ADU News

Woodland commission workshops ADU code updates under new state law, directs staff to prepare redlines

The Woodland Planning Commission held a workshop to update local land-use code to comply with House Bill 1337, which requires cities to allow accessory dwelling units (ADUs) under certain conditions. Commissioners, staff and public witnesses discussed how to implement the law locally, and staff were directed to prepare redlined code for further review.

Realtors and residents testified in favor of ADUs as a housing tool. Mike Wallen of the Lower Columbia Association of Realtors said ADUs can help the housing shortage and urged the commission to consider reducing parking requirements; he cited an example impact fee of about “$5,900 impact fee per ADU.” Heather Renner described an on-site ADU used to house an ill family member and urged flexibility to preserve household options for aging relatives.

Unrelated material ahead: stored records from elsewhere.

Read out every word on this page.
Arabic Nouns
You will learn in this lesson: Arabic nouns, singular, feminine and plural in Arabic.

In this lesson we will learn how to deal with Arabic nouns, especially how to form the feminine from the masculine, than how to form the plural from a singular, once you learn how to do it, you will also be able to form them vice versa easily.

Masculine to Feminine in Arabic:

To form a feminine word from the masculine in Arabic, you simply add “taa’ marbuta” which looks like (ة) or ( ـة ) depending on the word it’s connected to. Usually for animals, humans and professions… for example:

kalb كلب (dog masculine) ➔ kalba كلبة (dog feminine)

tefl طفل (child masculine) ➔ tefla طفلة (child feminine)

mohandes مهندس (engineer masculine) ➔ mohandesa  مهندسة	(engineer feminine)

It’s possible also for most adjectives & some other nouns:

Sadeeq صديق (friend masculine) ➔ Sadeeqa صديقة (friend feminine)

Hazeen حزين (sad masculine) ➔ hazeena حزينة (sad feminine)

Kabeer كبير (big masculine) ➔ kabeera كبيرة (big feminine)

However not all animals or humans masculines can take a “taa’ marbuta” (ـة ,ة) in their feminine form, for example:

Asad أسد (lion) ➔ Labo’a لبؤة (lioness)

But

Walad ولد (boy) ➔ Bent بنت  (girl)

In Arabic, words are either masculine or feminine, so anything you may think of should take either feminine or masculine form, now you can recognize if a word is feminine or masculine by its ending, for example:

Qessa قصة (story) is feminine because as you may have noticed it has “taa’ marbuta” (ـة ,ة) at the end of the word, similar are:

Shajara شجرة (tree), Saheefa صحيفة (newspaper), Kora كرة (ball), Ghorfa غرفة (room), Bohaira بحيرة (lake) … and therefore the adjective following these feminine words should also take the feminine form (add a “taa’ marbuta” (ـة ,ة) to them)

Commissioners discussed several implementation choices. They expressed consensus on key points: allow up to two ADUs on qualifying single-family lots, eliminate an owner-occupancy requirement the city previously maintained, and reduce off-street parking requirements to one space per ADU while providing administrative flexibility for variances or case-by-case adjustments. Commissioners also proposed relying on existing lot-coverage rules to control ADU size instead of imposing a strict new square-foot cap, and asked staff to research other cities’ (Lacey, Longview) sample code.

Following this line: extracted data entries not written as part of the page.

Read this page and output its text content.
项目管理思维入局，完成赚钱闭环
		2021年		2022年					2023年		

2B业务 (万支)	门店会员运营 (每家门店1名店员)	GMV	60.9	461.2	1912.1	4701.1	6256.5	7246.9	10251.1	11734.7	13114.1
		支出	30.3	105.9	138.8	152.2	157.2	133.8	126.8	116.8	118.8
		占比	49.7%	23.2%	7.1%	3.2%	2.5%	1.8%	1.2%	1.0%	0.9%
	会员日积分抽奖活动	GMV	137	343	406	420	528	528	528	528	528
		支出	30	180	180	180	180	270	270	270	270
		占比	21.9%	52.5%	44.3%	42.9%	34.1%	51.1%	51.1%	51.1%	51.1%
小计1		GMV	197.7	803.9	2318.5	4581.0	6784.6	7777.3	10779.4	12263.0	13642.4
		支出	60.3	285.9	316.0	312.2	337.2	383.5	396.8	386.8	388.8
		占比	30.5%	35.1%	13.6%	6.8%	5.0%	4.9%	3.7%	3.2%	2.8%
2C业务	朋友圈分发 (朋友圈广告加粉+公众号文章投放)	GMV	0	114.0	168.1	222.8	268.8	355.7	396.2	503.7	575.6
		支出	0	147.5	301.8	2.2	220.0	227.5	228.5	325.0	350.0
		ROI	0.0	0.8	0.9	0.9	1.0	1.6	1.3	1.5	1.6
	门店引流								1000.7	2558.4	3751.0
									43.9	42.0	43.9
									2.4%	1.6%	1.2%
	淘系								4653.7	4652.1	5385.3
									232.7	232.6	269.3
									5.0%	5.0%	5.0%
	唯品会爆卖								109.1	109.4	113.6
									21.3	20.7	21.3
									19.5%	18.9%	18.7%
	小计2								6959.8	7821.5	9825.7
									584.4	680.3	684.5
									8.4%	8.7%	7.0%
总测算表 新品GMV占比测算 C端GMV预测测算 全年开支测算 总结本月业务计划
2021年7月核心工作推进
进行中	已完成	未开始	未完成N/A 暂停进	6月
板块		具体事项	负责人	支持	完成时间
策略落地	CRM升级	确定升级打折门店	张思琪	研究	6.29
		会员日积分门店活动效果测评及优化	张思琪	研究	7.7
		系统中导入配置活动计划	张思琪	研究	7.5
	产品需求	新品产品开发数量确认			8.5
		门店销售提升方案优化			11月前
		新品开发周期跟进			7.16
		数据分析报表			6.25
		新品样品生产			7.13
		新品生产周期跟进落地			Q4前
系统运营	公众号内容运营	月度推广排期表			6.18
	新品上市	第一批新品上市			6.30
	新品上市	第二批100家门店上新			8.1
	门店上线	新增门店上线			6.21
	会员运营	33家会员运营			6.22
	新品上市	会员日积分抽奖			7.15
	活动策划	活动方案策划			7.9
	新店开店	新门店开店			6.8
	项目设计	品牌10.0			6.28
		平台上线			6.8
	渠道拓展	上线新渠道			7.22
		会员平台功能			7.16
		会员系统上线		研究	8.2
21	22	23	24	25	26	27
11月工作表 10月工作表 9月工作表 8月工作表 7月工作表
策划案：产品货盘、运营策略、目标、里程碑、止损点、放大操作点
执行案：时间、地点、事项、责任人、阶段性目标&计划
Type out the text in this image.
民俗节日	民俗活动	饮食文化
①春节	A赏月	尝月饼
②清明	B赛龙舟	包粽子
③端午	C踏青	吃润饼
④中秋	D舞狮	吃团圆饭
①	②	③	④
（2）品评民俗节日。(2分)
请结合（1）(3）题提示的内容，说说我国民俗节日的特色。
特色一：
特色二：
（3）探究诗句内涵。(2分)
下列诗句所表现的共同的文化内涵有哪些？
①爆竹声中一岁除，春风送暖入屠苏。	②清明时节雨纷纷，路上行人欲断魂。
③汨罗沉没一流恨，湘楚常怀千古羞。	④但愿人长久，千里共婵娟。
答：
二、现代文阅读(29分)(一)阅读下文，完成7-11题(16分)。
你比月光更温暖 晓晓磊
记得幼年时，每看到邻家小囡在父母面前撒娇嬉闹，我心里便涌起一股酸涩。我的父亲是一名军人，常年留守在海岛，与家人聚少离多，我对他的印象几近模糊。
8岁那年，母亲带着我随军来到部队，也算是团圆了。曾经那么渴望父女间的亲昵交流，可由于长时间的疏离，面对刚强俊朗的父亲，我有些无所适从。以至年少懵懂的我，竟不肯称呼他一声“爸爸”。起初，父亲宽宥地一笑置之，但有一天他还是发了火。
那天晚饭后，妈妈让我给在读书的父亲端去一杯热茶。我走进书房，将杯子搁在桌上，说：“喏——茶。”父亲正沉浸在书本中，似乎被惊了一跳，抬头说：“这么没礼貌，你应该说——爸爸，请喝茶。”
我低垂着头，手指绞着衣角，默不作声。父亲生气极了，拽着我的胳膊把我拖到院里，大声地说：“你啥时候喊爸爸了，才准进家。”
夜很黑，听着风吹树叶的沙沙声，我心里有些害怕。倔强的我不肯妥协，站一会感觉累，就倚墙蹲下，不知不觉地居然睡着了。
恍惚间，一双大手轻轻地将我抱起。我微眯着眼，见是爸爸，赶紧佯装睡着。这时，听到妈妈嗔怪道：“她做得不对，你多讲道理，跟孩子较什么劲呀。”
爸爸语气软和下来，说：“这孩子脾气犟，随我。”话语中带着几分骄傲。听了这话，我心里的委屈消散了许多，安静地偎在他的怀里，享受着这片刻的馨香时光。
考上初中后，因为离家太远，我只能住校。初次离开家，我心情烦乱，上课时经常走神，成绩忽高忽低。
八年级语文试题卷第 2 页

Staff and commission members noted practical issues: whether ADUs in mobile-home parks or industrial areas should be treated differently; how condominiumization of detached ADUs would be recorded (staff noted that other cities create new legal descriptions for condoed ADUs); and fees and process for variances (a variance application example number was discussed: $2,500 plus cost recovery). Commissioners agreed to have staff produce redlined code and comparisons for the next meeting and to bring back examples and legal language.

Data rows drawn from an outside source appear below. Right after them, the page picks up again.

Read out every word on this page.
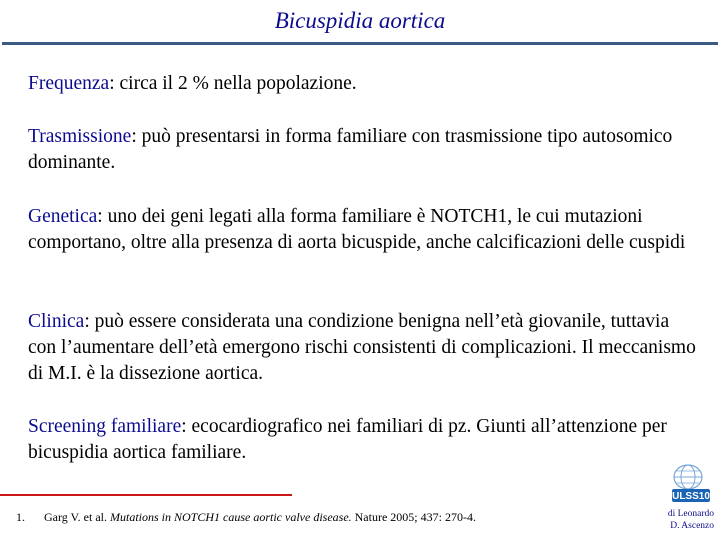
Bicuspidia aortica
Frequenza: circa il 2 % nella popolazione.
Trasmissione: può presentarsi in forma familiare con trasmissione tipo autosomico dominante.
Genetica: uno dei geni legati alla forma familiare è NOTCH1, le cui mutazioni comportano, oltre alla presenza di aorta bicuspide, anche calcificazioni delle cuspidi
Clinica: può essere considerata una condizione benigna nell’età giovanile, tuttavia con l’aumentare dell’età emergono rischi consistenti di complicazioni. Il meccanismo di M.I. è la dissezione aortica.
Screening familiare: ecocardiografico nei familiari di pz. Giunti all’attenzione per bicuspidia aortica familiare.
1. Garg V. et al. Mutations in NOTCH1 cause aortic valve disease. Nature 2005; 437: 270-4.
ULSS10
di Leonardo
D. Ascenzo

Next steps: staff will prepare and circulate redlines and model code examples before the next workshop, including suggested language for parking flexibility, owner-occupancy removal, two-ADU allowances, and conditional-use parameters for childcare and industrial-site questions. The commission did not take a final ordinance vote at this meeting.

The workshop included detailed exchanges on setbacks, lot coverage, parking enforcement, and site-plan review thresholds; commissioners asked staff for language that preserves safety (drop-off/pick-up provisions for childcare centers) while complying with state mandates.